While not technically a rash, baby acne can certainly look like one. This condition is common within two to four weeks after birth and often appears in patches on the cheeks, nose or forehead. Sometimes, they look like tiny red bumps. Other times, they have a small white dot in the center. The acne typically clears within a few weeks, so treatment isn’t necessary. In the meantime, avoid using acne creams or ointments and use lukewarm water to clean their face, instead. 

6. Slapped Cheek Syndrome

You’d never slap your child but, somehow, bright red marks have appeared on their cheeks. This condition, also known as fifth disease or parvovirus, takes its name from the way it affects the skin. First, it starts as red patches on their cheeks. Then, it may spread to the rest of the body. Slapped cheek syndrome is contagious, but not harmful. Plus, most people develop immunity so, after the first time, they shouldn’t get it again. 

7. Impetigo

Does a child you know have impetigo? This rash is common in children and babies and causes itchy bumps and blisters on the skin. These blemishes quickly grow and burst, leaving golden crusty patches that then grow and spread to other parts of the body. Impetigo is highly contagious, so the pediatrician may prescribe antibiotics to limit the spread and help them recover more quickly. However, mild cases won’t require much treatment and typically clear up on their own. 

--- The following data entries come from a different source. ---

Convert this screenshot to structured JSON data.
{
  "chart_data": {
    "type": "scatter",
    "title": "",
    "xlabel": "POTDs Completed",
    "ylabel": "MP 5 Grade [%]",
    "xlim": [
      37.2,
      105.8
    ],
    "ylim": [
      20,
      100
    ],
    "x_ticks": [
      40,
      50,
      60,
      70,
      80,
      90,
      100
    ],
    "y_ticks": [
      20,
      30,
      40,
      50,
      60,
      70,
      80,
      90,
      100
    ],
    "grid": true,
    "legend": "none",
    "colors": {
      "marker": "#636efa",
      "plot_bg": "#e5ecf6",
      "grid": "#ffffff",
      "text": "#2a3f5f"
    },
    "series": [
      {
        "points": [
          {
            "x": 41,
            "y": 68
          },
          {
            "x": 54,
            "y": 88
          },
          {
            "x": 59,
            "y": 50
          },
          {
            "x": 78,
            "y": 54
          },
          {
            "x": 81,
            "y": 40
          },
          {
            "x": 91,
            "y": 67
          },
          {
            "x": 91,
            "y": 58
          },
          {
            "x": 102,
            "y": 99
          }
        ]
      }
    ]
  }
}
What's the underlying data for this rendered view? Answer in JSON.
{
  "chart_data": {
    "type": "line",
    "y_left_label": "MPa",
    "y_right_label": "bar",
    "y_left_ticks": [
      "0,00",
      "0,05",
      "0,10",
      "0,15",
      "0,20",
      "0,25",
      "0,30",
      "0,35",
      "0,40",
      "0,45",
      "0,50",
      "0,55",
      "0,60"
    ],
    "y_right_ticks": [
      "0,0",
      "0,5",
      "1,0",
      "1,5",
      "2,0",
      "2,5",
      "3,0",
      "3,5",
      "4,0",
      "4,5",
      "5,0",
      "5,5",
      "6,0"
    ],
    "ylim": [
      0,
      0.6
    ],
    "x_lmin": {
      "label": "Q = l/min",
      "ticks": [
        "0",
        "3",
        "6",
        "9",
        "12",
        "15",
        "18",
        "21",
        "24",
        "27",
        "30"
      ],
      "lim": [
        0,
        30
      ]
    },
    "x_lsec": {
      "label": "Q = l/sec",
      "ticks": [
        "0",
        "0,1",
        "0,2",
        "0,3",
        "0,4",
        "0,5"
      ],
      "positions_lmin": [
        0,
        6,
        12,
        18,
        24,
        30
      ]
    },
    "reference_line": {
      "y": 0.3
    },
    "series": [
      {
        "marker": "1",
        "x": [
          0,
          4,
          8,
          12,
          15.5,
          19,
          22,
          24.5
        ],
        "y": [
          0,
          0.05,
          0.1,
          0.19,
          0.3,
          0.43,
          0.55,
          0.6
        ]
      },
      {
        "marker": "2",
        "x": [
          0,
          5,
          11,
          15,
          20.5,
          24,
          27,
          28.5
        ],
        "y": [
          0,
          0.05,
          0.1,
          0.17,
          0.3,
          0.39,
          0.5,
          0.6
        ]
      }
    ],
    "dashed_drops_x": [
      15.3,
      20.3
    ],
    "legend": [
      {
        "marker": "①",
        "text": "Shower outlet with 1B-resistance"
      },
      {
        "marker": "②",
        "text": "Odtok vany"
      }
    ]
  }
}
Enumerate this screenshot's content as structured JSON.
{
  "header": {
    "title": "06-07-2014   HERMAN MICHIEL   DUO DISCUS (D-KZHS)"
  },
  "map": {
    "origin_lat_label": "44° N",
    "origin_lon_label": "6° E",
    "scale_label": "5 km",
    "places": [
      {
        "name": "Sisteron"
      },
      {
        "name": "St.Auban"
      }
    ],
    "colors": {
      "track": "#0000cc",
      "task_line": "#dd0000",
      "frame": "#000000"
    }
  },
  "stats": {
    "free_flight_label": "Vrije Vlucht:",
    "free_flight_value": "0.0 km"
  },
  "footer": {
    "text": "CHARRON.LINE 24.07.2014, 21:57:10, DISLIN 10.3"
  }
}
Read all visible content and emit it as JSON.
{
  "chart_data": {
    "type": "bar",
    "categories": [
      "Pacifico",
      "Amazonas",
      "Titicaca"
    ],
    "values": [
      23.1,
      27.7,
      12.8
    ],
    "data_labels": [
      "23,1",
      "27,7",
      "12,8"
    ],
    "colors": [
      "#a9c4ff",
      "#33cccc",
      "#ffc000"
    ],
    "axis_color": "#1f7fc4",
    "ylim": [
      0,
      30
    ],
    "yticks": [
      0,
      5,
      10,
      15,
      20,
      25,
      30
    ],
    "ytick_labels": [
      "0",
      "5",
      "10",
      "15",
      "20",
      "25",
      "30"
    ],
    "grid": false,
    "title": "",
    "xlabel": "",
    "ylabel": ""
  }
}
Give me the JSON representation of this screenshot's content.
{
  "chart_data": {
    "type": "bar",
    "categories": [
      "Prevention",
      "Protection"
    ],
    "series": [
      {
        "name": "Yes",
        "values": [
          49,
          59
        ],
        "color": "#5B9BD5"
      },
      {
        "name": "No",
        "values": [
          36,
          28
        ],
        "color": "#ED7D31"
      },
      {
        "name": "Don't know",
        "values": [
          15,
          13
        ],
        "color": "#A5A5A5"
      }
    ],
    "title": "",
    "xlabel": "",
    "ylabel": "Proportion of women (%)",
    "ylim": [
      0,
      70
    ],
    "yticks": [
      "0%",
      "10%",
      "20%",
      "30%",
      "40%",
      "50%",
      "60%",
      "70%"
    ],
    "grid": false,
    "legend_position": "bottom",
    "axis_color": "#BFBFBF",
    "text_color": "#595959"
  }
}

When to Worry About a Rash 

What if none of the descriptions above match your baby’s rash? Don’t worry. Infants can develop a wide variety of skin conditions and most are harmless and go away on their own. Caregivers can reduce reactions by reducing babies’ exposure to allergens and other triggers. However, if there’s no apparent cause of the rash or the baby exhibits other signs of illness, then it’s a good idea to see a doctor.